Elle s’est éteinte en silence, elle qui emplissait le monde de son rire,
de son charisme et de la hardiesse de ses propos. La sociologue et
écrivaine marocaine Fatima Mernissi est décédée, tôt, lundi 30 novembre,
à Rabat. Une disparition regrettée par les nombreux amis et élèves de
cette figure complexe, à la fois universitaire et militante féministe,
et qui a inspiré des profils variés, de la journaliste
américano-égyptienne Mona Eltahawy à la figure de proue du féminisme
musulman, Amina Wadud.
Pour s’être saisie avec courage des grandes questions de société –
féminisme, islam et modernité –, Fatima Mernissi était devenue, d’abord
au Maghreb puis au-delà, une icône pour toute une génération
d’intellectuels. « Je suis née en 1940 dans un harem à Fès, ville
marocaine du IXe siècle, située à 5 000 km à l’ouest de La Mecque, et à 1
000 km au sud de Madrid, l’une des capitales des féroces chrétiens »,
écrit-elle en incipit de son best-seller Rêves de femmes, une enfance au
harem (Albin Michel/Le Fennec, 1994, le Livre de Poche, 1998).
Cette œuvre résolument fictionnelle tisse les fils de la mémoire en
évoquant une multitude de figures féminines hautes en couleur.
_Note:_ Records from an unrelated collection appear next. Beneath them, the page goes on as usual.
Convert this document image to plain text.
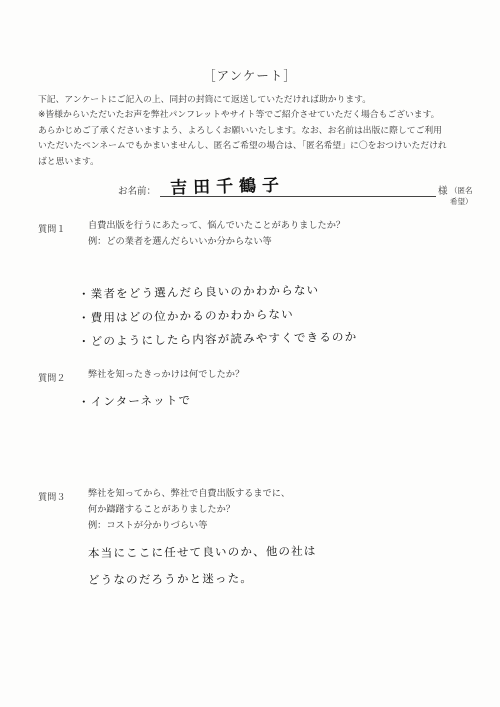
［アンケート］
下記、アンケートにご記入の上、同封の封筒にて返送していただければ助かります。
※皆様からいただいたお声を弊社パンフレットやサイト等でご紹介させていただく場合もございます。
あらかじめご了承くださいますよう、よろしくお願いいたします。なお、お名前は出版に際してご利用
いただいたペンネームでもかまいませんし、匿名ご希望の場合は、「匿名希望」に〇をおつけいただけれ
ばと思います。
お名前： 吉田千鶴子	様 （匿名希望）
質問１ 自費出版を行うにあたって、悩んでいたことがありましたか？
例：どの業者を選んだらいいか分からない等
・業者をどう選んだら良いのかわからない
・費用はどの位かかるのかわからない
・どのようにしたら内容が読みやすくできるのか
質問２ 弊社を知ったきっかけは何でしたか？
・インターネットで
質問３ 弊社を知ってから、弊社で自費出版するまでに、
何か躊躇することがありましたか？
例：コストが分かりづらい等
本当にここに任せて良いのか、他の社は
どうなのだろうかと迷った。
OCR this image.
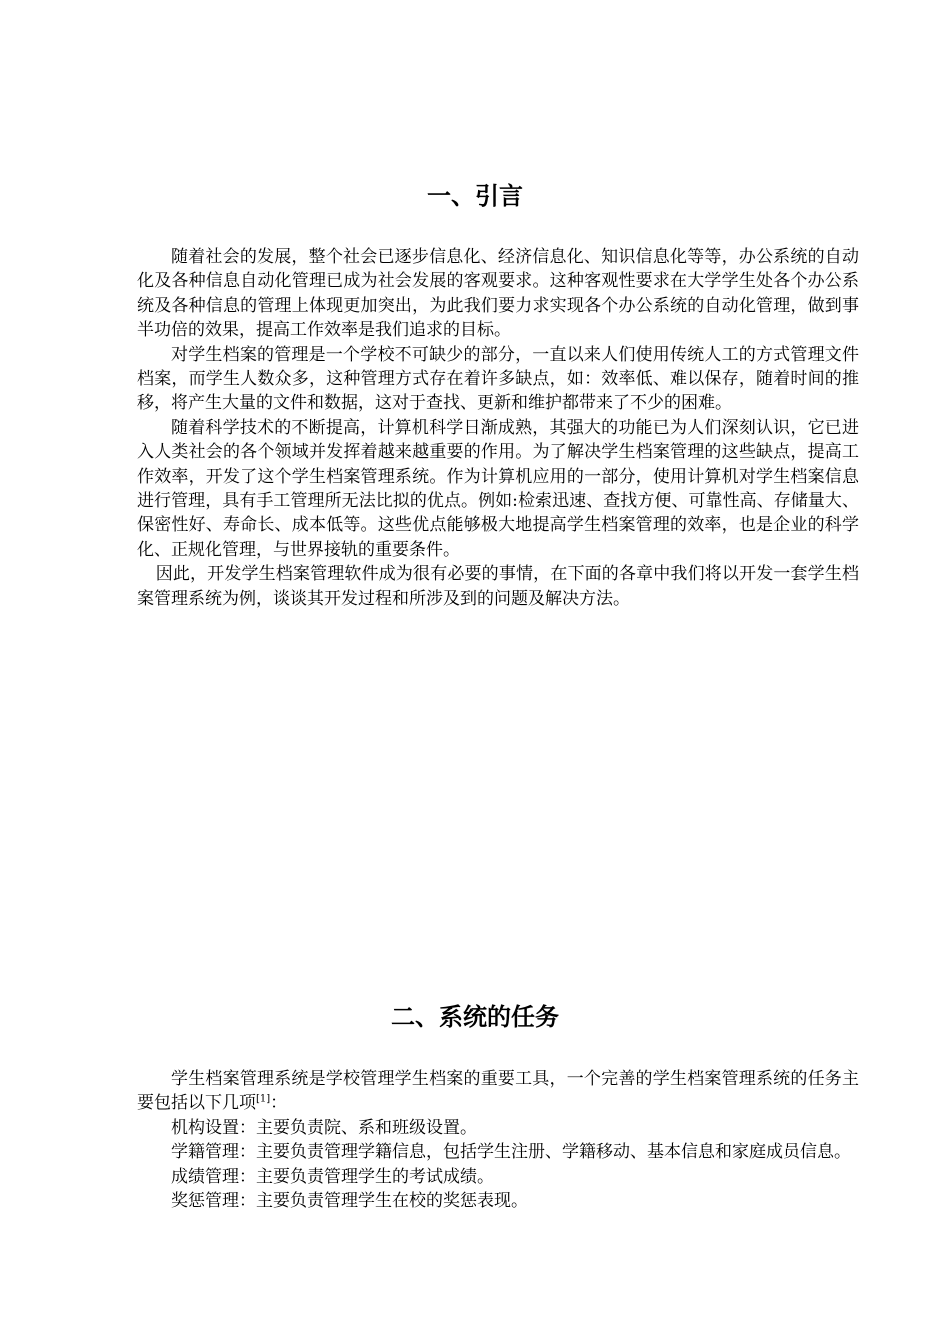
一、引言

随着社会的发展，整个社会已逐步信息化、经济信息化、知识信息化等等，办公系统的自动化及各种信息自动化管理已成为社会发展的客观要求。这种客观性要求在大学学生处各个办公系统及各种信息的管理上体现更加突出，为此我们要力求实现各个办公系统的自动化管理，做到事半功倍的效果，提高工作效率是我们追求的目标。

对学生档案的管理是一个学校不可缺少的部分，一直以来人们使用传统人工的方式管理文件档案，而学生人数众多，这种管理方式存在着许多缺点，如：效率低、难以保存，随着时间的推移，将产生大量的文件和数据，这对于查找、更新和维护都带来了不少的困难。

随着科学技术的不断提高，计算机科学日渐成熟，其强大的功能已为人们深刻认识，它已进入人类社会的各个领域并发挥着越来越重要的作用。为了解决学生档案管理的这些缺点，提高工作效率，开发了这个学生档案管理系统。作为计算机应用的一部分，使用计算机对学生档案信息进行管理，具有手工管理所无法比拟的优点。例如:检索迅速、查找方便、可靠性高、存储量大、保密性好、寿命长、成本低等。这些优点能够极大地提高学生档案管理的效率，也是企业的科学化、正规化管理，与世界接轨的重要条件。

因此，开发学生档案管理软件成为很有必要的事情，在下面的各章中我们将以开发一套学生档案管理系统为例，谈谈其开发过程和所涉及到的问题及解决方法。

二、系统的任务

学生档案管理系统是学校管理学生档案的重要工具，一个完善的学生档案管理系统的任务主要包括以下几项[1]：

机构设置：主要负责院、系和班级设置。

学籍管理：主要负责管理学籍信息，包括学生注册、学籍移动、基本信息和家庭成员信息。

成绩管理：主要负责管理学生的考试成绩。

奖惩管理：主要负责管理学生在校的奖惩表现。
Dans la
lignée assumée des Mille et une nuits, Mernissi y mêle le récit, par
moments autobiographique, et des réflexions sociologiques par la bouche
d’une fillette découvrant sa place dans le monde et, surtout, les
frontières (hûdûd) fixées par une société patriarcale. Originellement
écrit en anglais, l’ouvrage est traduit en vingt-cinq langues. Rêves de
femmes consacre la carrière originale d’une sociologue sortie des
sentiers battus de l’université.
Au service de « la liberté, la création, l’amour »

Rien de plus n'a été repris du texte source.